Hunting by Inuit and Alaska Native groups is the biggest known threat to belugas across certain portions of their range. Further threats are contamination of river estuaries, infectious diseases and disturbance by vessel transport, gas and oil production. An increasing concern is noise, which can damage a whale’s hearing and affect its ability to navigate, communicate, and locate prey.

Population number

According to the IUCN Red List, the total size of the beluga whale population is above 150,000 animals. There are estimates for this species’ populations in specific regions: In Alaska: Cook Inlet – 375 whales; Bristol Bay – 1,642- 2,133 whales; Eastern Bering Sea - 18,142 whales; Eastern Chukchi Sea - 3,710 whales; Eastern Beaufort Sea/Beaufort Sea (shared between Alaska and Canada) - 39,258 animals. In Canada: Cumberland Sound - 1,500 whales; Ungava Bay – fewer than 50 whales; West Hudson Bay - 23,000 whales; southern Hudson Bay - 1,300 whales; East Hudson Bay – 3,100 whales; St Lawrence River - 900–1,000 whales; Eastern High Arctic/Baffin Bay - 21,213 whales. Shared between Canada and Greenland: West Greenland - 7,941 whales. Russia: Eastern and Central Russian Arctic - 18,000–20,000 whales; Western Russian Arctic - 1,000 whales. Beluga whales are classified as a near threatened (NT) species currently.

Fun Facts for Kids

  • Beluga whale offspring return to places where they have been with their mothers, who they remember and bond with year after year.
  • Belugas are called "canaries of the sea," due to the vast range of sounds they produce, including whistles, squeals, moos, clicks and chirps.
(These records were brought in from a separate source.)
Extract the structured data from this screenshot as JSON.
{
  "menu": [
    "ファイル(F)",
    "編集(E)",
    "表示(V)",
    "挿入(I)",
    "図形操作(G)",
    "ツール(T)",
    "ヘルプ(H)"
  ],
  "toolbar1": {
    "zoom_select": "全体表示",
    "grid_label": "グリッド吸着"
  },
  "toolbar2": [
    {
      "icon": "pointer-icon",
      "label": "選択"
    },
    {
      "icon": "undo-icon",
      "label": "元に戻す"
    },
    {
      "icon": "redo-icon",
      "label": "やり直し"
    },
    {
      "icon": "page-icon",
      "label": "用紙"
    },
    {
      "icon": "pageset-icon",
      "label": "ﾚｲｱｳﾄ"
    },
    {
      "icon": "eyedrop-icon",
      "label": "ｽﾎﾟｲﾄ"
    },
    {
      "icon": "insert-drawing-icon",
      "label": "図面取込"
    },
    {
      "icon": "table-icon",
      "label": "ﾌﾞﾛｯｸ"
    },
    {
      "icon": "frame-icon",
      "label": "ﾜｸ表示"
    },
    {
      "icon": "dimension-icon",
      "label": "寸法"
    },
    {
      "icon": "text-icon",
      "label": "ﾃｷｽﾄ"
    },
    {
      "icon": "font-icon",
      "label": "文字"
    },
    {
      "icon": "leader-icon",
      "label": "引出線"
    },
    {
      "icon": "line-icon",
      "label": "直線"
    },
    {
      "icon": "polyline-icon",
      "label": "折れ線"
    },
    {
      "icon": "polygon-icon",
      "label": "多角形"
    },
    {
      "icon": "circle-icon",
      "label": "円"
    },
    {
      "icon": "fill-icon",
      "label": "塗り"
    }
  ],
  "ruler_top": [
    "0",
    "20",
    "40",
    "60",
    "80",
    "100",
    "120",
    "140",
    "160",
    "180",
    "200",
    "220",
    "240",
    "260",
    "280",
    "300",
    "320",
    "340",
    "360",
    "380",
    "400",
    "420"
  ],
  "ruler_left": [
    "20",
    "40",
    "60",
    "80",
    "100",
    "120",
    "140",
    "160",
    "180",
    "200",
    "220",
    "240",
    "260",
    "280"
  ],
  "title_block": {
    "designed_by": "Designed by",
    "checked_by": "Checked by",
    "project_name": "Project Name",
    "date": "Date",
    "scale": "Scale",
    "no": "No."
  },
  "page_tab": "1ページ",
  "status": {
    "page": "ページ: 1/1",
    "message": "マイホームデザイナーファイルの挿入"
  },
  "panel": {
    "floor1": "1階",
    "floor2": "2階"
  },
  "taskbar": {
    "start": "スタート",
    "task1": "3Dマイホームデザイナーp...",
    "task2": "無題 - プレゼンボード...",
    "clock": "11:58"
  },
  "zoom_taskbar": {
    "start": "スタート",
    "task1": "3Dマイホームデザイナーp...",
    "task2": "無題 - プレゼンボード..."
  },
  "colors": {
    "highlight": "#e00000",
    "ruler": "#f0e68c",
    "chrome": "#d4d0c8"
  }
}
Besides vocal communication they also communicate by means of rubbing or bumping against each other, chasing each other and playing games.
  • Beluga whales' dives can go as deep as 800 meters and may be for up to 25 minutes.
  • The word "beluga" is from the Russian "bielo" meaning "white".
  • Belugas can swim backwards.
  • Belugas can alter the shape of their forehead, known as a "melon", by means of blowing air around their sinuses.